Mais um pra lista: assassinato de idoso é transmitido ao vivo pelo Facebook

Por Redação | 17 de Abril de 2017 às 16h18
photo_camera Divulgação

No último domingo (16), o usuário do Facebook Steven Stephens, de 37 anos, transmitiu um assassinato ao vivo pela rede social. Segundo comunicado da polícia de Cleveland, nos Estados Unidos, o homem havia feito uma publicação revelando que gostaria de matar alguém pouco antes do crime. De acordo com as investigações, a vítima foi escolhida ao acaso: Robert Godwin, de 74 anos, foi morto com um tiro enquanto andava pela cidade.

No vídeo, que já foi removido pelo Facebook, Stephens dizia “encontrei alguém que eu vou matar, esse sujeito aqui, esse velho”, e pediu que o senhor pronunciasse o nome de sua ex-namorada, Joy Lane, afirmando que ela era a razão para o homicídio, antes de atirar. Aparentemente, Stephens não aceitava o final do relacionamento e por isso tinha a intenção de cometer uma série de assassinatos.

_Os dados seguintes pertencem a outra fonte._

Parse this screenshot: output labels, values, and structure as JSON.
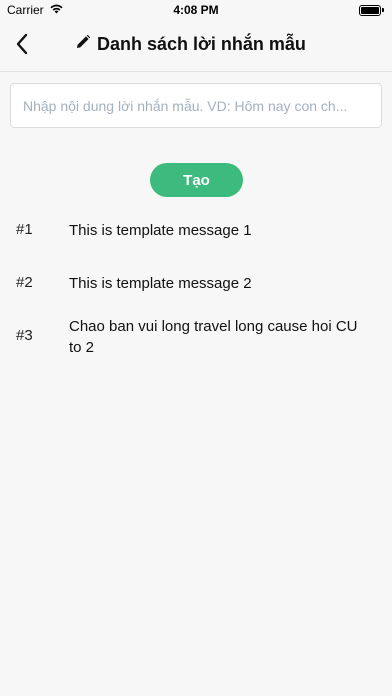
{
  "status_bar": {
    "carrier": "Carrier",
    "time": "4:08 PM",
    "icons": [
      "wifi-icon",
      "battery-icon"
    ]
  },
  "header": {
    "back_icon": "chevron-left-icon",
    "title_icon": "pencil-icon",
    "title": "Danh sách lời nhắn mẫu"
  },
  "input": {
    "value": "",
    "placeholder": "Nhập nội dung lời nhắn mẫu. VD: Hôm nay con ch..."
  },
  "create_button": {
    "label": "Tạo",
    "color": "#3dba7e"
  },
  "templates": [
    {
      "number": "#1",
      "text": "This is template message 1"
    },
    {
      "number": "#2",
      "text": "This is template message 2"
    },
    {
      "number": "#3",
      "text": "Chao ban vui long travel long cause hoi CU to 2"
    }
  ]
}
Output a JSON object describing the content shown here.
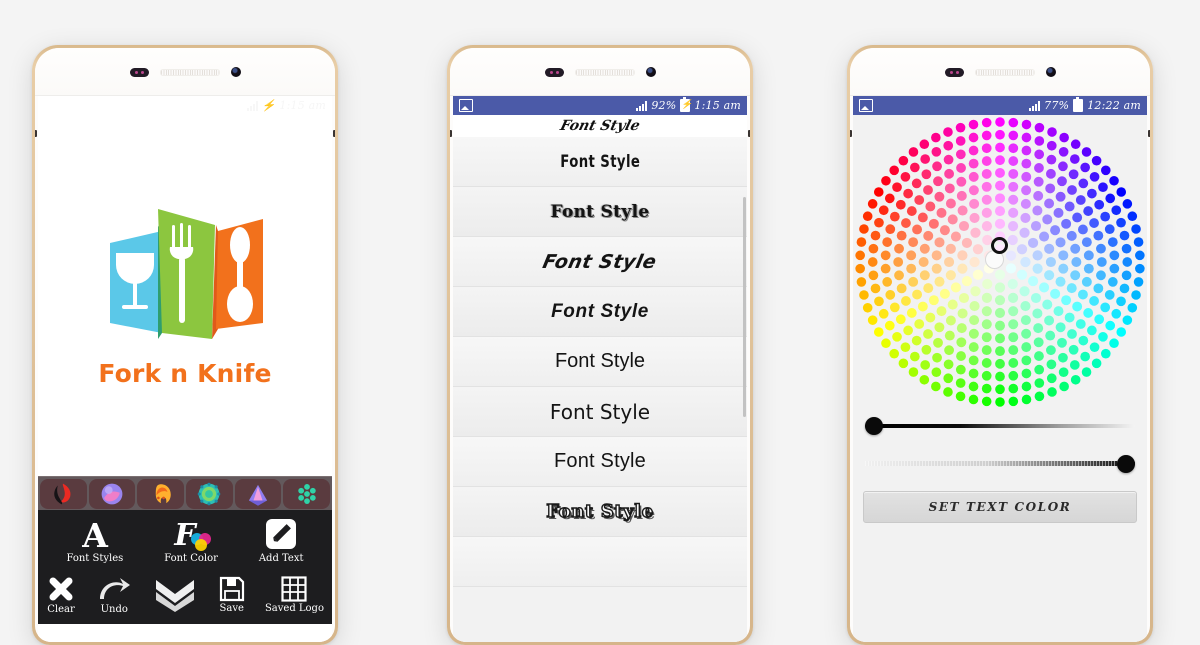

Após a repercussão da transmissão, o Facebook emitiu uma declaração sobre o caso, dizendo que o vídeo não foi transmitido ao vivo, e sim carregado para o feed de notícias. De qualquer forma, Stephens postou mais dois vídeos em que alegava ter cometido outros assassinatos, ameaçando a cidade ao dizer que iria "matar tantas pessoas quanto fosse capaz".

Durante a declaração, um porta-voz do Facebook garantiu que não há tolerância para esse tipo de situação. "Este é um crime horrível e não permitimos esse tipo de conteúdo no Facebook. Trabalhamos duro para manter um ambiente seguro no Facebook e estamos em contato com a polícia para situações de emergência quando há ameaças diretas à segurança dos usuários."

Embora a política do Facebook proíba conteúdos que incitem a violência, o caso mostra que a rede social ainda tem um grande caminho pela frente para conseguir monitorar as publicações dos usuários. Na semana passada, uma reportagem mostrou que mesmo posts de ódio e de pornografia infantil continuam circulando pela plataforma, o que tem gerado polêmica, inclusive, no meio judiciário.